If the covid gets into a animal population, it's basically impossible to eradicate from an area. Pretty sure it's in wild animals here in the USA, by the way.
Maybe I don't get it because I'm not a vegan but like, they're farm animals. This was their fate, though obviously much faster. Hopefully that industry does go down though, there are few things as wasteful as fur farming.
I can understand farming for food but 17 million fucking mink for fur is astronomical levels of not good. Leave the goddamn animals alone and maybe well stop getting all these fucking weird diseases.
With enough investment capital anything is possible!
Careful with the word genocide. This is obviously an ethical shitheap, but "genocide" is a well defined and serious crime that is reserved for a situation with human victims.

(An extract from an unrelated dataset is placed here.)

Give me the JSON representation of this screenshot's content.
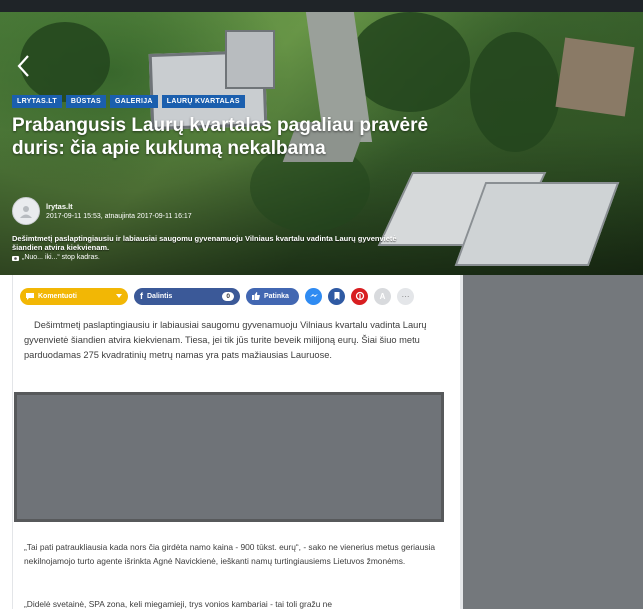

I'm fairly sure victims or family of victims of genocide wouldn't be thrilled with calling this a "literal genocide".
My first reaction was horror. And it still sort of is. But at the same time, every single one of those minks was going to be killed for fur. At least this way, the mink industry there might die forever? It seems like critical support is the sentiment from animal rights groups right now.
To put it another way , we should be horrified by the mink genocide. But this isn't the start of the genocide; the genocide began when we started farming them . This is just putting the genocide into a headline and clear view . GENOCIDE STILL BAD THO
Wait a week. The "my cat likes going outside" vs "catastrophic ecological collapse" debate is evergreen.
You're right, fuck birds. Cats are cute, so it's far more important that they be allowed to roam free than that native bird species don't literally go extinct
good take
Humans are responsible for the decline in native bird species. Blaming cats is a myth pushed by boomers who don't like cats pooping in their garden.
Trap alter release is unquestionably the ethical thing to do.
Blaming cats is a myth pushed by boomers who don’t like cats pooping in their garden.